Lucas Mearian | Aug. 22, 2017
While 3D printing was little more than a toy for engineers 20 years ago, today Ford Motor Co. could not develop new cars without it. New technologies ensure it's coming to a production line near you.

Materials science is also a key portion of Ford's 3D printing effort. The company is constantly seeking materials that will enable stronger, lighter weight vehicle components.

Some of the composites used in 3D printing have specific strengths close to that of steel, according to Lee, who is responsible for the development and implementation of novel materials, processes and applications of 3D printing at the automaker.

For example, the Ford Research and Innovation Center is experimenting with combining carbon fiber filament with Nylon 6 on a 3D printer from start-up Mark Forged.

As materials are evaluated and vetted, they go to Ford's manufacturing division where engineers determine how to include them in the manufacturing process, Lee said.

"We're really concentrating on how we can get them [materials] for end-use products... so, production-level starting at low volume but then hopefully progressing to medium and high volumes as well," Lee continued. "We want something that's strong enough and durable enough to last the lifetime of the vehicle."

3D printing also lends itself to being able to product complex geometric structures that can vastly reduce the weight of parts while still providing either strength or other attributes, such as flexibility or impact resistance.

Ford is experimenting with a stereolithography 3D printer from the company Carbon to create high-resolution parts prototypes made with honeycomb or lattice structures for lighter weight.

"When we're talking about on the manufacturing floor, we have a lot of great examples where we can be much more efficient with ergonomic designs and lightweight structures where those structures can be less than half the weight of conventionally made parts," Lee said.


Piloting Stratasys' Infinite Build 3d Demonstrator

One machine Ford is piloting looks more like the disembodied arm of a Transformer robot than a 3D printer.

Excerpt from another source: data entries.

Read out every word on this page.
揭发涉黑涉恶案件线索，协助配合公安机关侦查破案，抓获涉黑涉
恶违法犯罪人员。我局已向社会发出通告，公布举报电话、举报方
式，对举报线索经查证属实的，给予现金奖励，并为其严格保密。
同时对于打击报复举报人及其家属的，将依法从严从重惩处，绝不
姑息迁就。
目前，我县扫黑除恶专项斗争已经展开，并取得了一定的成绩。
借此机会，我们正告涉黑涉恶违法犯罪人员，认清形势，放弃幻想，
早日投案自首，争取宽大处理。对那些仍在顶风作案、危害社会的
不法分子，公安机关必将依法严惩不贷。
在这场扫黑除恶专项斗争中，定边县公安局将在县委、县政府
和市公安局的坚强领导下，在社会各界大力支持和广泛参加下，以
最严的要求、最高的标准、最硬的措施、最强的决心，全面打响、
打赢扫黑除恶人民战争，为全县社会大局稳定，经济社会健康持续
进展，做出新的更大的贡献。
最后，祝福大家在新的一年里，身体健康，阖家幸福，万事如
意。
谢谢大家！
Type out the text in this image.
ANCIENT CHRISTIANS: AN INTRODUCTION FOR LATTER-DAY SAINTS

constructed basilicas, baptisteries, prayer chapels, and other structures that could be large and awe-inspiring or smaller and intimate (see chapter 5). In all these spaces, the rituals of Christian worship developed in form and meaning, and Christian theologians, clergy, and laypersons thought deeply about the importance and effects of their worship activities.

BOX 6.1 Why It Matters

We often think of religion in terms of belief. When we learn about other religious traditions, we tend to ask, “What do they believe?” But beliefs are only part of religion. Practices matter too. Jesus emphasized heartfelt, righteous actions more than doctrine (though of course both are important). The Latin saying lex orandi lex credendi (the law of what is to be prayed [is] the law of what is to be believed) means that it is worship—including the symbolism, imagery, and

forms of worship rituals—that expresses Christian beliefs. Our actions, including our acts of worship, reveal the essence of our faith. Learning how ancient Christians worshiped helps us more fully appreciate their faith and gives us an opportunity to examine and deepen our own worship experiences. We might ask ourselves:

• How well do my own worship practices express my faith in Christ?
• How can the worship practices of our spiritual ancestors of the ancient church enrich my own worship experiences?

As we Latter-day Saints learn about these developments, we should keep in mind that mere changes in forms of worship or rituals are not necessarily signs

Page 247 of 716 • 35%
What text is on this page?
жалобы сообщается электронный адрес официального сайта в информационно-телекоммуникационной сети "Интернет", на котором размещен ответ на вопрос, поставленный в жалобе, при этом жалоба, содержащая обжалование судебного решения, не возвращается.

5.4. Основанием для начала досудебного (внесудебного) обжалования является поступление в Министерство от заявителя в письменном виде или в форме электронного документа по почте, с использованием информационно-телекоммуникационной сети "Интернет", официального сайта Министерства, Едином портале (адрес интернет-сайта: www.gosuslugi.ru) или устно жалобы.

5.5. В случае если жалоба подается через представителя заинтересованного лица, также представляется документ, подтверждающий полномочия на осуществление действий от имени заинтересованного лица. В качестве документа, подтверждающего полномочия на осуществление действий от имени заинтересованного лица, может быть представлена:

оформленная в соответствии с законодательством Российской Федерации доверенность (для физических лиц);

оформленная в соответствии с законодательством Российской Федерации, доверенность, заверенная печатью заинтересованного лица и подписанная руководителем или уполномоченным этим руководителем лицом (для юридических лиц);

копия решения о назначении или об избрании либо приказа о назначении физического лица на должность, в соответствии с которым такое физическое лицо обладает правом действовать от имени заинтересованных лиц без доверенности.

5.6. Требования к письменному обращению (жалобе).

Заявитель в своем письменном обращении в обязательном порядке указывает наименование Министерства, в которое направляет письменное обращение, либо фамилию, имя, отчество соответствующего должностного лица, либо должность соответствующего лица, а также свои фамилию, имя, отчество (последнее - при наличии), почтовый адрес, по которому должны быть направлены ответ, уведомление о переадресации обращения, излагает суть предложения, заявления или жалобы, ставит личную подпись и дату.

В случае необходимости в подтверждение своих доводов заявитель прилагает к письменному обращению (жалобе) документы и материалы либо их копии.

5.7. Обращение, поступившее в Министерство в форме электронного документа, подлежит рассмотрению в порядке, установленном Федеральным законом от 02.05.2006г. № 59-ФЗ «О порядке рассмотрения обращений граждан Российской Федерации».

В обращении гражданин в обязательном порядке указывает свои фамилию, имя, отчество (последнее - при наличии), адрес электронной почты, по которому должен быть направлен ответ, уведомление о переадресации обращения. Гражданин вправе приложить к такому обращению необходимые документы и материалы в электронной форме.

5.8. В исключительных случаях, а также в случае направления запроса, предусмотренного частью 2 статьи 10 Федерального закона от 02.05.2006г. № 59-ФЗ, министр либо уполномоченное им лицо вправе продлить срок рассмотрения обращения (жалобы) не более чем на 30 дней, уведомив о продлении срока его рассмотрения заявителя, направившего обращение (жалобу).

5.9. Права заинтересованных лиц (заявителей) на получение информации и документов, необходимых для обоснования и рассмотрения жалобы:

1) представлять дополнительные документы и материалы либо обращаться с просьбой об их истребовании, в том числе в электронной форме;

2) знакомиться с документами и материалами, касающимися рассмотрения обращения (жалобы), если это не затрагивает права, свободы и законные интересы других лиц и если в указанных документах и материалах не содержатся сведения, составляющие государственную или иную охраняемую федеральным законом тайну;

The Stratasys Infinite-Build 3D Demonstrator is the size of a small car and can be used for producing large tools and production parts with greater speed than traditional fused deposition modeling technology. The size of the parts produced by the Infinite-Build 3D Demonstrator is only limited by size of the manufacturing floor because it prints horizontally instead of vertically.

Ford has used the 3D Demonstrator to construct prototype single-component instrument panels and center vehicle consoles. But the machine could be used to construct prototype vehicle body panels as well.

While Sears and Lee agree 3D printing won't be used to produce a million production parts for the assembly line anytime soon, they do believe the technology will see uptake in the development and production process across new industries.


Advice on using 3D printing

One word of advice Sears has for companies still considering the adoption of 3D printing: avoid trying to plug the technology into existing processes.